No, that’s wrong. The first thing I noticed about this “nexus” was that three ugly Horch fighting machines were standing there, looking ready to blow my head off. That’s wrong, too, though, because they weren’t standing. They were clinging to a network of cables that spanned the bare-metal-walled room we were in, and they hung there in three different orientations-heads up, tails up, every which way up-because the microgravity gave them no place to stand on. Beert, flailing around for something to grab on to, squawked, “Don’t shoot!”
Mercifully, they didn’t. I still had my twenty-shot in my hand, but I don’t think I could have fired it to any effect if they had. Pirraghiz was ho
lding me tight, but Pirraghiz was floating herself until she managed to catch on to a couple of the cables. Then things stopped whirling around for me; such were the advantages of a few extra arms.

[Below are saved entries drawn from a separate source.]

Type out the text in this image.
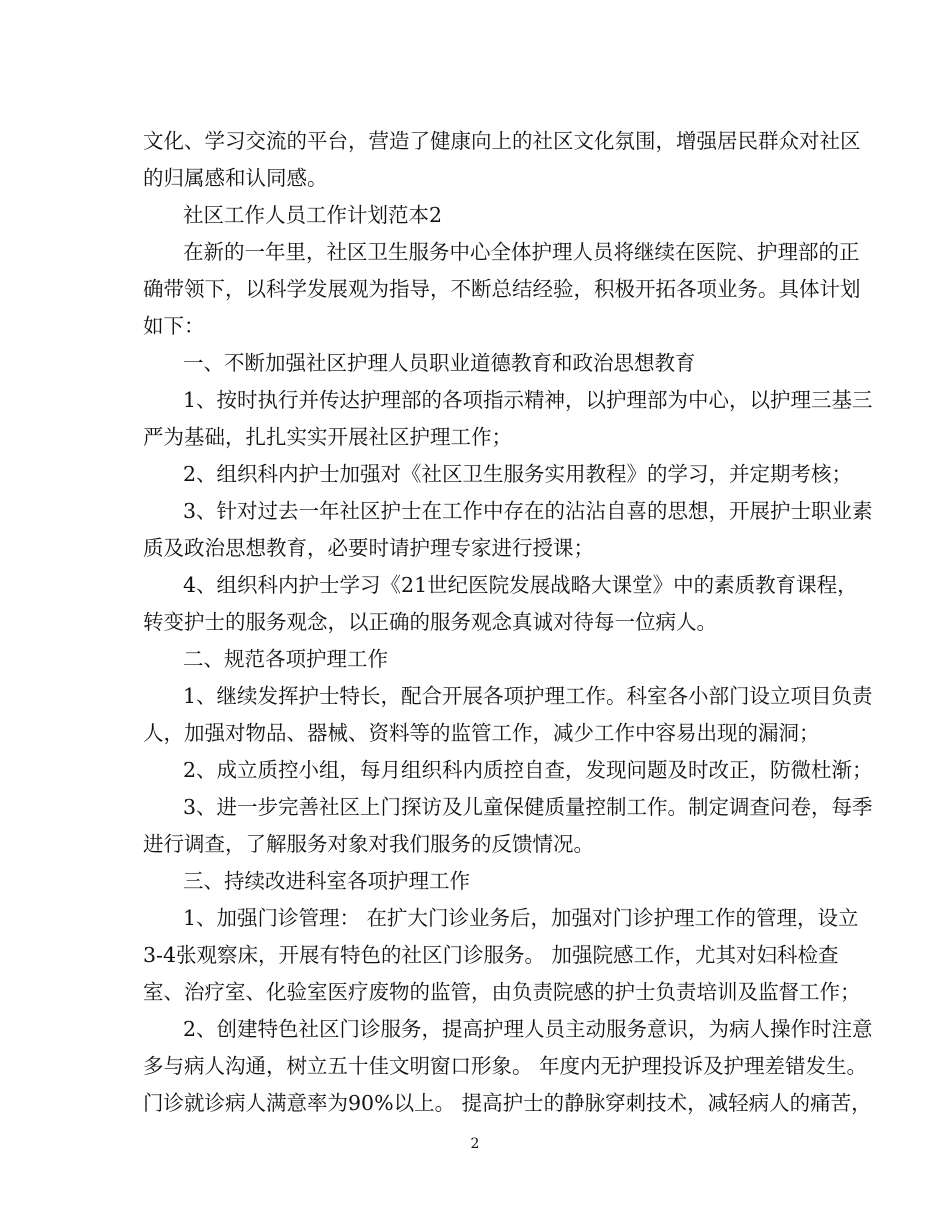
文化、学习交流的平台，营造了健康向上的社区文化氛围，增强居民群众对社区
的归属感和认同感。
社区工作人员工作计划范本2
在新的一年里，社区卫生服务中心全体护理人员将继续在医院、护理部的正
确带领下，以科学发展观为指导，不断总结经验，积极开拓各项业务。具体计划
如下：
一、不断加强社区护理人员职业道德教育和政治思想教育
1、按时执行并传达护理部的各项指示精神，以护理部为中心，以护理三基三
严为基础，扎扎实实开展社区护理工作；
2、组织科内护士加强对《社区卫生服务实用教程》的学习，并定期考核；
3、针对过去一年社区护士在工作中存在的沾沾自喜的思想，开展护士职业素
质及政治思想教育，必要时请护理专家进行授课；
4、组织科内护士学习《21世纪医院发展战略大课堂》中的素质教育课程，
转变护士的服务观念，以正确的服务观念真诚对待每一位病人。
二、规范各项护理工作
1、继续发挥护士特长，配合开展各项护理工作。科室各小部门设立项目负责
人，加强对物品、器械、资料等的监管工作，减少工作中容易出现的漏洞；
2、成立质控小组，每月组织科内质控自查，发现问题及时改正，防微杜渐；
3、进一步完善社区上门探访及儿童保健质量控制工作。制定调查问卷，每季
进行调查，了解服务对象对我们服务的反馈情况。
三、持续改进科室各项护理工作
1、加强门诊管理： 在扩大门诊业务后，加强对门诊护理工作的管理，设立
3-4张观察床，开展有特色的社区门诊服务。 加强院感工作，尤其对妇科检查
室、治疗室、化验室医疗废物的监管，由负责院感的护士负责培训及监督工作；
2、创建特色社区门诊服务，提高护理人员主动服务意识，为病人操作时注意
多与病人沟通，树立五十佳文明窗口形象。 年度内无护理投诉及护理差错发生。
门诊就诊病人满意率为90%以上。 提高护士的静脉穿刺技术，减轻病人的痛苦，
2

By a doorway a couple of the glass robots were tugging the great bulk of the Wet One away. They stopped as we got there. One of them, an unfamiliar Prussian blue, shot out a crystalline tendril in our direction and spoke. “We were not informed of a second transmission. What is your purpose here?”

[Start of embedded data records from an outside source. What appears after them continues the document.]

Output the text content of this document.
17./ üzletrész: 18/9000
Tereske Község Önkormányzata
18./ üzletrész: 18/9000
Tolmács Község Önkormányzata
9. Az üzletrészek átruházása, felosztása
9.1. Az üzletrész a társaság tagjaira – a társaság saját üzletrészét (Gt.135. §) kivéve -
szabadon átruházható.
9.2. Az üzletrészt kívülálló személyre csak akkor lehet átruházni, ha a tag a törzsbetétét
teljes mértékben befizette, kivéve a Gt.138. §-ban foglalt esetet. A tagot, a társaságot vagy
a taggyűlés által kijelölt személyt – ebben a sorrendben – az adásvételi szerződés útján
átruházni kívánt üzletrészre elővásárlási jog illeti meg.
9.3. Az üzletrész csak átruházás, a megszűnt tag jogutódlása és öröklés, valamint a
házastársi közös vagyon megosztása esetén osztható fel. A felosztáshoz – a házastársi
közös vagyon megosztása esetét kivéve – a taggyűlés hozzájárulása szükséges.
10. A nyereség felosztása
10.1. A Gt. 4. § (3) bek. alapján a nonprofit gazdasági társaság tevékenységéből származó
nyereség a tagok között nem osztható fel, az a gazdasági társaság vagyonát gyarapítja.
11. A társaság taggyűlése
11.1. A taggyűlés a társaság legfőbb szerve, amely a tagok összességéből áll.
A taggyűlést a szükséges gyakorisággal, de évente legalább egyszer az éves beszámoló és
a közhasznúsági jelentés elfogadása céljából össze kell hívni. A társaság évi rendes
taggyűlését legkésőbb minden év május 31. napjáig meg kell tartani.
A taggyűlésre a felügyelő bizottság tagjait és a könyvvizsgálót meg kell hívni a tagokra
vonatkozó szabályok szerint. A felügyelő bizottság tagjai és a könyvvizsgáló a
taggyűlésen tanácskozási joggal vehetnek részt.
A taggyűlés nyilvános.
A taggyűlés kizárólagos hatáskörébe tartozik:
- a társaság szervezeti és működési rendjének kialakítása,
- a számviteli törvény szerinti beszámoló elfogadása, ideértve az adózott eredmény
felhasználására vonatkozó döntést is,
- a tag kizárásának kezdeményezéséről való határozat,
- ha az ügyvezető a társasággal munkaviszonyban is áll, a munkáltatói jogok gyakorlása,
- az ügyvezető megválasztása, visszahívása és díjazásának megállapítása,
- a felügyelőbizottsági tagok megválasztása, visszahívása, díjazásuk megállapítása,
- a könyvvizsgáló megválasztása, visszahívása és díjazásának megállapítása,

I didn’t have a good answer for that, so I was glad that the question seemed to be aimed at Beert. He didn’t look as though he had a good answer, either. He had caught one of the lines to moor himself-upside down relative to me, as it happened-and his neck was darting this way and that worriedly. That had me worried, too. Could he forgive me for shooting up one of his cousins’ machines? And if he couldn’t, what then?

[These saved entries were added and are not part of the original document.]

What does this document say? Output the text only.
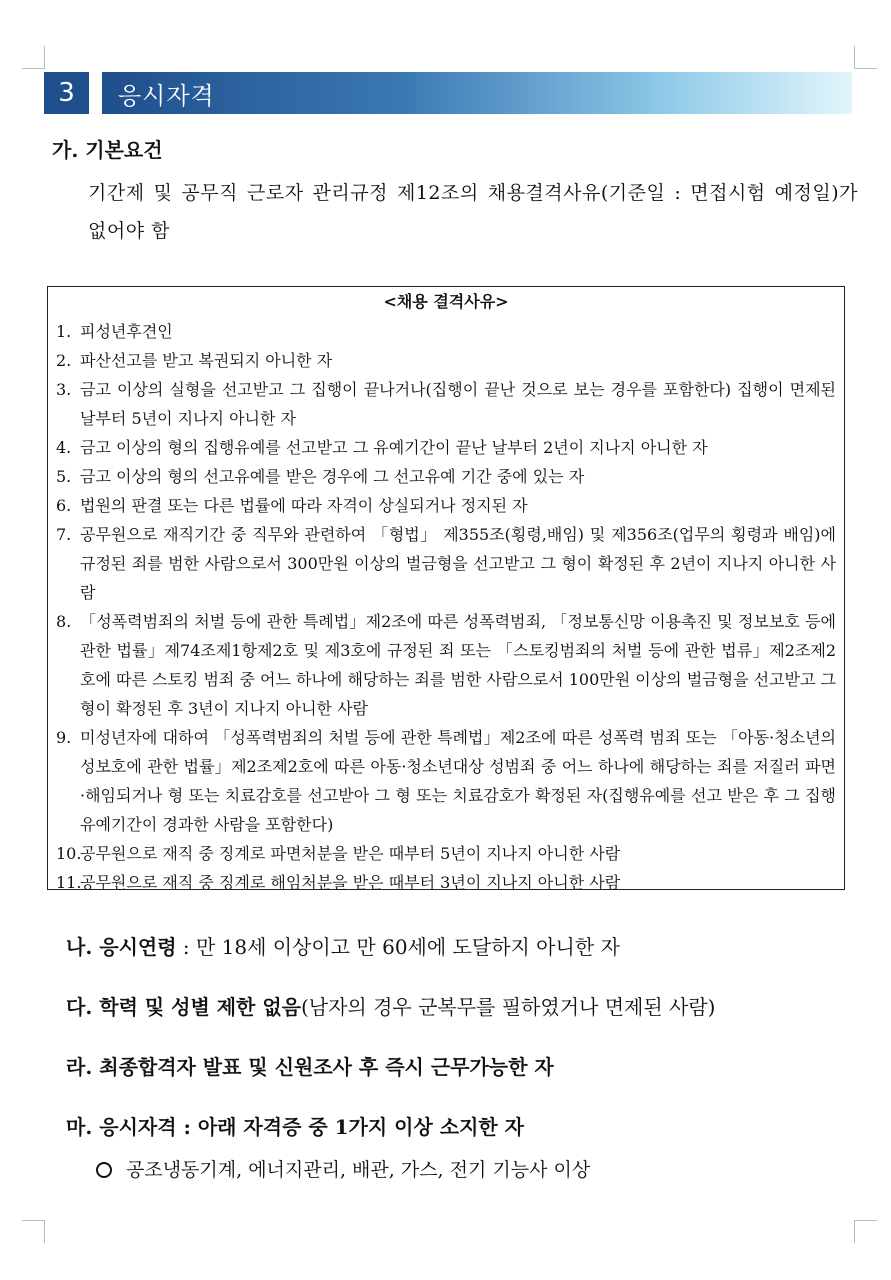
3	응시자격
가. 기본요건
기간제 및 공무직 근로자 관리규정 제12조의 채용결격사유(기준일 : 면접시험 예정일)가 없어야 함
<채용 결격사유>
1. 피성년후견인
2. 파산선고를 받고 복권되지 아니한 자
3. 금고 이상의 실형을 선고받고 그 집행이 끝나거나(집행이 끝난 것으로 보는 경우를 포함한다) 집행이 면제된 날부터 5년이 지나지 아니한 자
4. 금고 이상의 형의 집행유예를 선고받고 그 유예기간이 끝난 날부터 2년이 지나지 아니한 자
5. 금고 이상의 형의 선고유예를 받은 경우에 그 선고유예 기간 중에 있는 자
6. 법원의 판결 또는 다른 법률에 따라 자격이 상실되거나 정지된 자
7. 공무원으로 재직기간 중 직무와 관련하여 「형법」 제355조(횡령,배임) 및 제356조(업무의 횡령과 배임)에 규정된 죄를 범한 사람으로서 300만원 이상의 벌금형을 선고받고 그 형이 확정된 후 2년이 지나지 아니한 사람
8. 「성폭력범죄의 처벌 등에 관한 특례법」제2조에 따른 성폭력범죄, 「정보통신망 이용촉진 및 정보보호 등에 관한 법률」제74조제1항제2호 및 제3호에 규정된 죄 또는 「스토킹범죄의 처벌 등에 관한 법류」제2조제2호에 따른 스토킹 범죄 중 어느 하나에 해당하는 죄를 범한 사람으로서 100만원 이상의 벌금형을 선고받고 그 형이 확정된 후 3년이 지나지 아니한 사람
9. 미성년자에 대하여 「성폭력범죄의 처벌 등에 관한 특례법」제2조에 따른 성폭력 범죄 또는 「아동·청소년의 성보호에 관한 법률」제2조제2호에 따른 아동·청소년대상 성범죄 중 어느 하나에 해당하는 죄를 저질러 파면·해임되거나 형 또는 치료감호를 선고받아 그 형 또는 치료감호가 확정된 자(집행유예를 선고 받은 후 그 집행유예기간이 경과한 사람을 포함한다)
10.
공무원으로 재직 중 징계로 파면처분을 받은 때부터 5년이 지나지 아니한 사람
11.
공무원으로 재직 중 징계로 해임처분을 받은 때부터 3년이 지나지 아니한 사람
나. 응시연령 : 만 18세 이상이고 만 60세에 도달하지 아니한 자
다. 학력 및 성별 제한 없음(남자의 경우 군복무를 필하였거나 면제된 사람)
라. 최종합격자 발표 및 신원조사 후 즉시 근무가능한 자
마. 응시자격 : 아래 자격증 중 1가지 이상 소지한 자
공조냉동기계, 에너지관리, 배관, 가스, 전기 기능사 이상
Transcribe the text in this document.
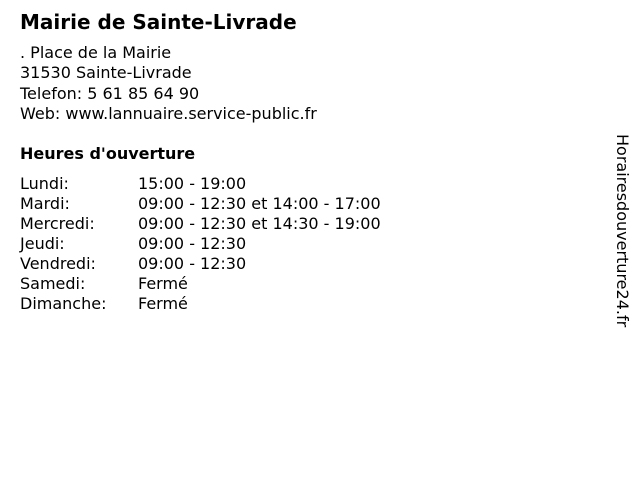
Mairie de Sainte-Livrade
. Place de la Mairie
31530 Sainte-Livrade
Telefon: 5 61 85 64 90
Web: www.lannuaire.service-public.fr
Heures d'ouverture
Lundi:	15:00 - 19:00
Mardi:	09:00 - 12:30 et 14:00 - 17:00
Mercredi:	09:00 - 12:30 et 14:30 - 19:00
Jeudi:	09:00 - 12:30
Vendredi:	09:00 - 12:30
Samedi:	Fermé
Dimanche: Fermé	Horairesdouverture24.fr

The only thing I was sure of was that whatever might come after that would not be good news for me.
As inconspicuously as possible, I jammed the gun in my pocket to get it out of sight, but I kept that hand near it, just in case. I was well aware that if Beert said the wrong word, one of those fighting machines would start shooting, and that would be the end of this particular Dan Dannerman. Of course, I would certainly be shooting back. But it wouldn’t do any good in the long run, because I wasn’t fool enough to think I could defeat the whole Horch race single-handed.
Which would not have kept me from giving it a try.
The machine apologetically repeated its question, and Beert finally bestirred himself. “I am Djabeertapritch of the Two Eights,” he said, sounding wretched but determined. “I was a captive of the Others. My ancestors were caught there when the Two Eights planet was invaded, and I am one of their descendants.”
The Christmas tree silently processed that information for a moment, then extended one branch toward Pirraghiz and me. “And what are these organisms?”